Related: This 13.5-Billion-Year-Old Star Is a Tiny Relic from Just After the Big Bang
These 135 galaxies were particularly bright in two wavelengths of infrared light, which was created by radiation mingling with galactic gases like hydrogen and oxygen, according to a statement released May 9 — showing that the galaxies were releasing a high level of so-called ionizing radiation.
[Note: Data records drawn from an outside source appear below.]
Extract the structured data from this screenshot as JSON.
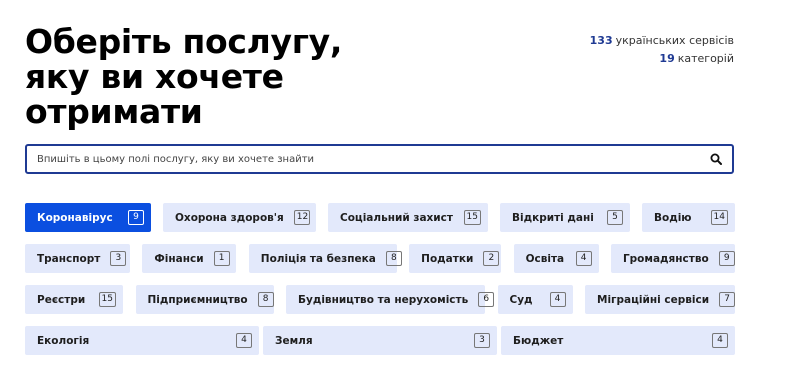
{
  "heading": {
    "line1": "Оберіть послугу,",
    "line2": "яку ви хочете",
    "line3": "отримати"
  },
  "stats": {
    "services_count": "133",
    "services_label": "українських сервісів",
    "categories_count": "19",
    "categories_label": "категорій"
  },
  "search": {
    "placeholder": "Впишіть в цьому полі послугу, яку ви хочете знайти",
    "value": "",
    "icon": "search-icon"
  },
  "colors": {
    "accent": "#0b4fe0",
    "chip_bg": "#e3e9fb",
    "search_border": "#1f3a93"
  },
  "categories": [
    {
      "label": "Коронавірус",
      "count": "9",
      "active": true
    },
    {
      "label": "Охорона здоров'я",
      "count": "12"
    },
    {
      "label": "Соціальний захист",
      "count": "15"
    },
    {
      "label": "Відкриті дані",
      "count": "5"
    },
    {
      "label": "Водію",
      "count": "14"
    },
    {
      "label": "Транспорт",
      "count": "3"
    },
    {
      "label": "Фінанси",
      "count": "1"
    },
    {
      "label": "Поліція та безпека",
      "count": "8"
    },
    {
      "label": "Податки",
      "count": "2"
    },
    {
      "label": "Освіта",
      "count": "4"
    },
    {
      "label": "Громадянство",
      "count": "9"
    },
    {
      "label": "Реєстри",
      "count": "15"
    },
    {
      "label": "Підприємництво",
      "count": "8"
    },
    {
      "label": "Будівництво та нерухомість",
      "count": "6"
    },
    {
      "label": "Суд",
      "count": "4"
    },
    {
      "label": "Міграційні сервіси",
      "count": "7"
    },
    {
      "label": "Екологія",
      "count": "4"
    },
    {
      "label": "Земля",
      "count": "3"
    },
    {
      "label": "Бюджет",
      "count": "4"
    }
  ]
}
When this type of radiation in the early universe hit abundant neutral hydrogen, it ionized it — imparting charge and kickstarting what's called the Epoch of Reionization, which coincided with the first stars' formation.
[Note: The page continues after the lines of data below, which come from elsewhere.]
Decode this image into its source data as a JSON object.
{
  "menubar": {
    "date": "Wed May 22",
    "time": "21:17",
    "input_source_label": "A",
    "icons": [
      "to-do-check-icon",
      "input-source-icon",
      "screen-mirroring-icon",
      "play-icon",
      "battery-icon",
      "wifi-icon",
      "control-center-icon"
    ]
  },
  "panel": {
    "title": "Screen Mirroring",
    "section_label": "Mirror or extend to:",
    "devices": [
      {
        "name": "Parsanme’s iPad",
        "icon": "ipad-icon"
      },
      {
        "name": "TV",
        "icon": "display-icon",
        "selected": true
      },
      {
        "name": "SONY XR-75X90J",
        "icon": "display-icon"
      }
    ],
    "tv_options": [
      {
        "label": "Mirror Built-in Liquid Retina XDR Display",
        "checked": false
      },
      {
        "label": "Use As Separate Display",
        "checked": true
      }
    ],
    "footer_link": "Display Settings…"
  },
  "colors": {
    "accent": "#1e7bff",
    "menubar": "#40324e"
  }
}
One of the biggest questions in a branch of astronomy that studies the origins of the universe, observational cosmology, is the mystery behind what produced so much of this ionizing radiation that it affected all the hydrogen in the early universe.
These galaxies might help point researchers in the right direction, because their light began its journey soon after this period, at around the time that the universe finally took the shape it appears today, soon after this period.
''These new findings could be a big clue,'' Stephane De Barros, lead author of the study and a postdoctoral researcher at the University of Geneva in Switzerland, said in the statement.
These new results provide details about how the universe was evolving at this billion-year mark, but more research is needed to understand even farther back to the first stars, which were generated earlier than Spitzer can peer back.
The team suggested in the statement that the James Webb Space Telescope project, which includes a science mandate to study this era of cosmic time, could provide the missing links to these and other questions about the origins of the universe.
The new work was detailed April 4 in the journal Monthly Notices of the Royal Astronomical Society.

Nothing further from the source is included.